El 7 de diciembre de 1965, el Concilio Vaticano II aprobó uno de sus documentos más significativos: la Declaración sobre la libertad religiosa. Creo que es interesante reflexionar sobre ella, porque fue un avance muy importante en la comprensión de una de las exigencias de la dignidad humana.
El texto comienza diciendo: “En nuestra época los hombres son cada vez más conscientes de la dignidad de la persona humana; crece el número de los que exigen poder actuar según las propias iniciativas y gozar de una libertad responsable, sin coacciones y guiados por la conciencia del deber…”. Y añade más adelante: “La verdad sólo puede imponerse por la fuerza de la misma verdad”.
En la Europa del siglo XXI, quizá esto nos parezca una obviedad. No lo era, desde luego, en otras épocas. Recordemos a un humanista como Erasmo de Rotterdam, que acabó sus días refugiado en Friburgo, ciudad austriaca, puesto que —según la magnífica biografía de Stefan Zweig— “tuvo que huir de Lovaina porque la ciudad era demasiado católica y de Basilea porque la ciudad era demasiado protestante”.
Cuando, sobrepasada la mitad del siglo XX, el Concilio aprobó la Declaración, no fue sin una previa discusión que terminó cuando Pablo VI dio luz verde a que se votara y a su proclamación solemne. En los países con una religión oficial, caso de Inglaterra, donde la reina es cabeza de la Iglesia Anglicana, o de la España de la época, donde la Iglesia Católica gozaba de protección especial, la Declaración conciliar tuvo especial impacto.
El texto al que nos referimos dice taxativamente que “se comete una injusticia contra la persona humana y contra el mismo orden que Dios ha establecido para los hombres, si se niega al hombre el libre ejercicio de la religión en la sociedad, siempre que se respete el orden público”. Es una consideración que se extiende a las comunidades religiosas diciendo: “La inmunidad de coacción en materia religiosa que se aplica a los individuos ha de ser reconocida también cuando actúan comunitariamente”.
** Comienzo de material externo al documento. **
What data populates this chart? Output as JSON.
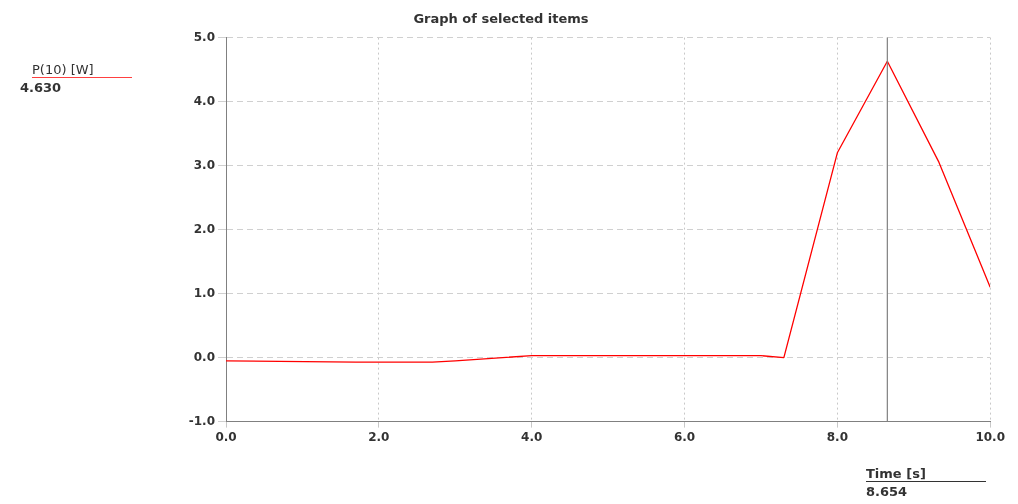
{
  "chart_data": {
    "type": "line",
    "title": "Graph of selected items",
    "xlabel": "Time [s]",
    "x": [
      0,
      1.7,
      2.7,
      3.0,
      4.0,
      5.5,
      7.0,
      7.3,
      8.0,
      8.654,
      9.33,
      10.0
    ],
    "series": [
      {
        "color": "#ff0000",
        "values": [
          -0.05,
          -0.07,
          -0.07,
          -0.05,
          0.03,
          0.03,
          0.03,
          0.0,
          3.2,
          4.63,
          3.05,
          1.1
        ]
      }
    ],
    "xlim": [
      0,
      10
    ],
    "xticks": [
      {
        "value": 0,
        "label": "0.0"
      },
      {
        "value": 2,
        "label": "2.0"
      },
      {
        "value": 4,
        "label": "4.0"
      },
      {
        "value": 6,
        "label": "6.0"
      },
      {
        "value": 8,
        "label": "8.0"
      },
      {
        "value": 10,
        "label": "10.0"
      }
    ],
    "ylim": [
      -1,
      5
    ],
    "yticks": [
      {
        "value": -1,
        "label": "-1.0"
      },
      {
        "value": 0,
        "label": "0.0"
      },
      {
        "value": 1,
        "label": "1.0"
      },
      {
        "value": 2,
        "label": "2.0"
      },
      {
        "value": 3,
        "label": "3.0"
      },
      {
        "value": 4,
        "label": "4.0"
      },
      {
        "value": 5,
        "label": "5.0"
      }
    ],
    "ref_lines": [
      {
        "axis": "x",
        "value": 8.654,
        "color": "#808080"
      }
    ],
    "annotations": [
      "P(10) [W]",
      "4.630",
      "8.654"
    ],
    "grid": true,
    "legend": false,
    "marker": "none",
    "line_style": "solid"
  }
}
Transcurrido casi medio siglo de la Declaración, los católicos hemos avanzado mucho no sólo en tolerancia, sino también en la valoración de las semillas de verdad que hay en otras confesiones religiosas, pero es responsabilidad de cada uno de nosotros mantener a la vez la verdad de la fe católica y la caridad y colaboración con las demás confesiones, particularmente con las cristianas.
Al mismo tiempo urge rezar para que en otras partes del mundo se abra paso también el criterio de la libertad religiosa como bien esencial de la humanidad. Son frecuentes también hoy los ataques y matanzas entre comunidades religiosas, los incendios de iglesias y martirios de sacerdotes o de seglares en países de Asia y de África sobre todo.
Una vez más se repiten las persecuciones como las que sufrieron los primeros cristianos y la necesidad de perdonar, como siembra de futuro de una verdadera paz, que es la paz de Cristo.